Canadiens de Montréal

En deuil du «petit gars de Thurso»

Laurent Lavoie

Publié | Mis à jour

THURSO | Habités de tristesse, mais aussi de beaucoup de fierté, partisans et résidents de Thurso, la municipalité où Guy Lafleur a donné ses premiers coups de patin, se sont recueillis, vendredi, pour rendre hommage à l’éternel numéro 10.

«Guy Lafleur, c’est un grand homme. Pour nous autres, ici, Guy Lafleur, c’est le petit gars de Thurso», a fait valoir Benoit Lauzon, le maire de cette municipalité de 3000 habitants en Outaouais. 

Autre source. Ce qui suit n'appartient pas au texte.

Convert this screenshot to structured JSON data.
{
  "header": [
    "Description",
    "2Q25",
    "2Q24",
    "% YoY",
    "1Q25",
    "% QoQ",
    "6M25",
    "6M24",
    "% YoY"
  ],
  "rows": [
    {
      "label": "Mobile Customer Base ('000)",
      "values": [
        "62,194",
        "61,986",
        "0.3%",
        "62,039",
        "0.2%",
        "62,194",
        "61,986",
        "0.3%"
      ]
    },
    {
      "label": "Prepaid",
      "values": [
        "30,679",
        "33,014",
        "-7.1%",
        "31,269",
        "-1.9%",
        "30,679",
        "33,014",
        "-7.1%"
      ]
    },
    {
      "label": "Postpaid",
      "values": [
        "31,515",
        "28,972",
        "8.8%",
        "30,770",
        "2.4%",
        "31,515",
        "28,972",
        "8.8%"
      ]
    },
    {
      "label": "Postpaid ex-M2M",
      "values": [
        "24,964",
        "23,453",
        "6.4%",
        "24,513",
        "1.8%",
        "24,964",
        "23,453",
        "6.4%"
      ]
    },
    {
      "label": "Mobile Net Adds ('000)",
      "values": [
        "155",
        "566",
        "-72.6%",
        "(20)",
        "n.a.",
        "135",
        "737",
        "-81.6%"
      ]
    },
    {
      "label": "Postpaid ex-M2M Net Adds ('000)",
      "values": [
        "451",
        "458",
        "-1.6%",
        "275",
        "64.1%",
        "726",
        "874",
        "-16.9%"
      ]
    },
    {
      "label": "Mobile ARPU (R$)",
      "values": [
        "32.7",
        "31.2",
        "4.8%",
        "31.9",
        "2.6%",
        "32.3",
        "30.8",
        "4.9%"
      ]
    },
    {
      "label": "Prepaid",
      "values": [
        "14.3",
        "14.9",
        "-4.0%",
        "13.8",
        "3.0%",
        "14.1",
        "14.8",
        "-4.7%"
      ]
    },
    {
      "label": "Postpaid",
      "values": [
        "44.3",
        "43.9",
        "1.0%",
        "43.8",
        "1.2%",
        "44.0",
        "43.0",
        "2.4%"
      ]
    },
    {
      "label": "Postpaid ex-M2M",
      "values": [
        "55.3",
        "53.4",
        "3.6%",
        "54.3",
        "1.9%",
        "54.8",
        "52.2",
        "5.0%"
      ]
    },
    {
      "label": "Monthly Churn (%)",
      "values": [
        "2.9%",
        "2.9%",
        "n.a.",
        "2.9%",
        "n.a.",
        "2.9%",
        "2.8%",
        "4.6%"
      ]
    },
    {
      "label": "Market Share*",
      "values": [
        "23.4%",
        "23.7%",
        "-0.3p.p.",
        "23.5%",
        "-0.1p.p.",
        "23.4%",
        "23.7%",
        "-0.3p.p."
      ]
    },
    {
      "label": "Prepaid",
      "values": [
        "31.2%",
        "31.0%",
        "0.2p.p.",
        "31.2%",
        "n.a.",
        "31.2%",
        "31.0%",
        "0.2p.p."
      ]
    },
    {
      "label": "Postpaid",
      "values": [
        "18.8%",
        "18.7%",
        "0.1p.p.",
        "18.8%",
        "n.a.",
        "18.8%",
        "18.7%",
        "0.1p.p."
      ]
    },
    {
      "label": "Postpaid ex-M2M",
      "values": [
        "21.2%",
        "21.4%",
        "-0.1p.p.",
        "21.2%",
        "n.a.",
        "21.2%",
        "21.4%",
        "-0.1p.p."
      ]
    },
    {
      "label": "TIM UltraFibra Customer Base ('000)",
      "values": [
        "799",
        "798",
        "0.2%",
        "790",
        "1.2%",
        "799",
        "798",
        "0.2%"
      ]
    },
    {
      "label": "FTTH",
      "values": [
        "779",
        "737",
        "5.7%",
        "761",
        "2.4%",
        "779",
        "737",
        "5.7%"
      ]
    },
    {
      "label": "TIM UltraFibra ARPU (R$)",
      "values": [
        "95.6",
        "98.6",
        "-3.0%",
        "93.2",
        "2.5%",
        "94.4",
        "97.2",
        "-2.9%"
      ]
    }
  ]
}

Tant des connaissances de l’ancien joueur que des résidents des villes avoisinantes se sont rendus devant l’imposante statue de M. Lafleur, devant la mairie. Les bouquets de fleurs s’y sont accumulés au courant de la journée.

Parmi les visiteurs, il y avait Denis Brousseau et Marie-Claude Proteau de Gatineau.

En 2006, leur fils a été impliqué dans un gros accident d’auto, ont-ils raconté. Pour les réconforter, la légende du Tricolore leur avait remis un bâton.

«Il n’avait jamais vu, jamais connu mon fils [...]. Ça m’a beaucoup touché», a raconté M. Brousseau, qui ne se décrit pas comme un fan du Canadien.

«Un gros morceau» 

Certains partisans comme Jean Groulx pleurent quant à eux la source de leur passion pour le CH.

«J’ai 65 ans. J’ai connu Guy dans les années 1970. Si je suis encore fan du Canadien, c’est grâce à lui», a-t-il souligné.

Dès l’annonce de son décès vendredi, les témoignages faisant état de sa générosité fusaient des quatre coins du Québec, un baume pour les proches.

«On a perdu un gros morceau», a lancé avec chagrin une membre de la famille Lafleur, Gisèle Chartrand.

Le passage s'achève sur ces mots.